There is no automated backup and restore process for the DL. It is recommended to perform a backup of the DL before starting the upgrade process. If the DL upgrade fails, the recommended option is to delete the failed DL using the Cloudera Data Platform CLI (cdp datalake delete-datalake --datalake-name <dl name>) and recreate the DL using the cdpcli. Once the DL is recreated, you need to restore the DL state from the backup. For more information, refer to Backup and Restore for the Data Lake.

Do not delete the environment service during a failed DL upgrade process. Deleting an environment causes all Cloudera AI Workbench running in this environment to be unusable.

Can the environment service be deleted and recreated at any point if the Data Lake upgrade or migration process has an error?

No, environments with experiences running inside them cannot be deleted at any time. If you delete the environment, then all the experiences (such as a Cloudera AI Workbench) need to be deleted.

Unless a Cloudera AI Workbench is first backed up and restored, then all state information is lost and you need to start from a fresh workbench. For more information, see Backing up Cloudera AI Workbenches.

What are the Cloudera AI Workbench prerequisites for Data Lake upgrades/migrations?

Do the following before upgrading or migrating a Data Lake.
  • Upgrade Cloudera AI Workbenches to the latest version (if an upgrade is available).
  • Stop any jobs, sessions, experiments or any workloads that need DL access before performing a DL upgrade.
  • Announce to the team that there will be planned downtime for Cloudera AI Workbenches during the DL upgrade process.

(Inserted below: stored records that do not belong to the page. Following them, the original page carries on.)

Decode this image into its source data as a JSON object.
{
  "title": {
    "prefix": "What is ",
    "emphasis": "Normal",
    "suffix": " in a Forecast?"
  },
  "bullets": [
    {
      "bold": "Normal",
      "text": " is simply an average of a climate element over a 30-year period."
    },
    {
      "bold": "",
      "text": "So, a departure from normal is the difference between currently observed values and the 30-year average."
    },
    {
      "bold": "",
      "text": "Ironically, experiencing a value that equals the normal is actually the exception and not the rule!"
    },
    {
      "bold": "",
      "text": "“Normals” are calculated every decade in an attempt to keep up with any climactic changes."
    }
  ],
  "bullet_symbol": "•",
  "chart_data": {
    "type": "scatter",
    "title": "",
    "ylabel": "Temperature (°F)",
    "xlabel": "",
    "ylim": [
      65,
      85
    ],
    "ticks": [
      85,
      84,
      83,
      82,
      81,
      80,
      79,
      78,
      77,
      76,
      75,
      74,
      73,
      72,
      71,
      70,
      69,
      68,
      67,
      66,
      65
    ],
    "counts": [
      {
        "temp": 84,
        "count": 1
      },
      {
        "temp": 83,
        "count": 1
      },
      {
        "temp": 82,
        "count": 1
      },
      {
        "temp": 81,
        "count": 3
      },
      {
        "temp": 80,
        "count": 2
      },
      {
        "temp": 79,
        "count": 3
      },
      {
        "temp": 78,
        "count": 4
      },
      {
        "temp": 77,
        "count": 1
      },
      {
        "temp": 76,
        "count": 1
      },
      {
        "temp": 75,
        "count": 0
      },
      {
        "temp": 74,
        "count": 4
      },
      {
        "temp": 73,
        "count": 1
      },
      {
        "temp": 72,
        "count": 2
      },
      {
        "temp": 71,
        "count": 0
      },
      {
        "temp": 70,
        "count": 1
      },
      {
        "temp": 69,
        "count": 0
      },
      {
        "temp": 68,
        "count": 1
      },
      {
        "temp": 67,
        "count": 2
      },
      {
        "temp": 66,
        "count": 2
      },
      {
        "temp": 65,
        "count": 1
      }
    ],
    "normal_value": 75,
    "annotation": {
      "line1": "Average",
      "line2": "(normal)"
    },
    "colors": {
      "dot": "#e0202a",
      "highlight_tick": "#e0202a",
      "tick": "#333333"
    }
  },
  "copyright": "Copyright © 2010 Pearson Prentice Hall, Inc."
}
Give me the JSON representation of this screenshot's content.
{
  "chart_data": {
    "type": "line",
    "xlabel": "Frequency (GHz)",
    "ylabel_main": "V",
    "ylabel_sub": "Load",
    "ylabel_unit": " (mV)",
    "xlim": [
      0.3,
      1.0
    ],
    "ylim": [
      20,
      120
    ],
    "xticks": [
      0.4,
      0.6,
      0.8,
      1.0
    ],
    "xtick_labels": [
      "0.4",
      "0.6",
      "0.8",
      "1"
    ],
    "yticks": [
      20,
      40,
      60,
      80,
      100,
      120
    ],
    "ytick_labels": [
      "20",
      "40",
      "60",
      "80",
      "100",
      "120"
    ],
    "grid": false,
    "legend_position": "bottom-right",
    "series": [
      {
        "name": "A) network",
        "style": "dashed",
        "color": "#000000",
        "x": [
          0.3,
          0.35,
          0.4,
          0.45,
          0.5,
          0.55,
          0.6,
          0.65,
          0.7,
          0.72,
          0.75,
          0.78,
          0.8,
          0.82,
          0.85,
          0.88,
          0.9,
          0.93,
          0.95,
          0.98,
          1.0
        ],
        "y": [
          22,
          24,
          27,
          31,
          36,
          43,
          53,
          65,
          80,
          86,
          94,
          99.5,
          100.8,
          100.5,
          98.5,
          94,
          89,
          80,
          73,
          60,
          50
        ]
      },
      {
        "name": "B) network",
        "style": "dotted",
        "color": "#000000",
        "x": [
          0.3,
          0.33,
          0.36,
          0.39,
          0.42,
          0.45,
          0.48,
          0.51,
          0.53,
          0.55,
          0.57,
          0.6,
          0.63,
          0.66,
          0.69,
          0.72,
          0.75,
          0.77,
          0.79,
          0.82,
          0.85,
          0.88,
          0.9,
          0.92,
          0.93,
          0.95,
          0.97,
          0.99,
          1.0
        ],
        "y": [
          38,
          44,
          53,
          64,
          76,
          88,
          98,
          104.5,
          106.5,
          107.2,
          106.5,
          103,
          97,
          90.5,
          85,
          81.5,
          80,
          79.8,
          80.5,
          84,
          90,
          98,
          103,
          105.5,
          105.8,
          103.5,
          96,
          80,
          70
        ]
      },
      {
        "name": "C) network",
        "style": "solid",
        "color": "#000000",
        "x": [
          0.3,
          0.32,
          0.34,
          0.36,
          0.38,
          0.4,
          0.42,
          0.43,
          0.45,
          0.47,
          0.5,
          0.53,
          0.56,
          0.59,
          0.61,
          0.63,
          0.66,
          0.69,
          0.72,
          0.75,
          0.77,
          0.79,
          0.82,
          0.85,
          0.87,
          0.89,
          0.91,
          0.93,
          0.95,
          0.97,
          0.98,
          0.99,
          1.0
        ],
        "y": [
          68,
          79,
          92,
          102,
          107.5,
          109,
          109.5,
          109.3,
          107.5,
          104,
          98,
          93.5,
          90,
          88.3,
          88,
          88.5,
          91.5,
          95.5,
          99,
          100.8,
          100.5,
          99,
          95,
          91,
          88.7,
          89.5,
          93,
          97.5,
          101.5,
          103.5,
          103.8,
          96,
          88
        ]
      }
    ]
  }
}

Are the Cloudera AI Workbenches operational during Data Lake upgrades/migrations?

It is recommended NOT to use Cloudera AI Workbenches during DL upgrades.

However, the observed behavior of Cloudera AI Workbenches during DL upgrades is as follows.

  • Cloudera AI Workbenches remain accessible during DL upgrades. Users can log in to a Cloudera AI Workbench.
  • Users can launch sessions, run jobs, experiments, models, and so on which do not require DL access. For example, jobs that do not require IDBroker or SDX/HMS access will function normally.
  • Any compute instance that requires IDBroker or SDX/HMS access will fail.
  • Any scheduled jobs that require IDBroker or SDX access will fail.
  • With regular DL upgrades and migrates, you should suspend Cloudera AI Workbenches. This require downtime.
  • With Zero Downtime Upgrade (ZDU) of DL, Cloudera AI Workbenches will be functional during upgrades. If the DL version is 7.2.17 or lower, you may encounter the CDPD-66549 known issue.

Are any changes to Cloudera AI Workbenches needed after a DL is upgraded or migrated successfully?

No further actions are required on a Cloudera AI Workbench after a successful DL upgrade. Cloudera AI Workbenches continue to function normally. Make sure to announce to the team that they can start using Cloudera AI Workbenches as usual.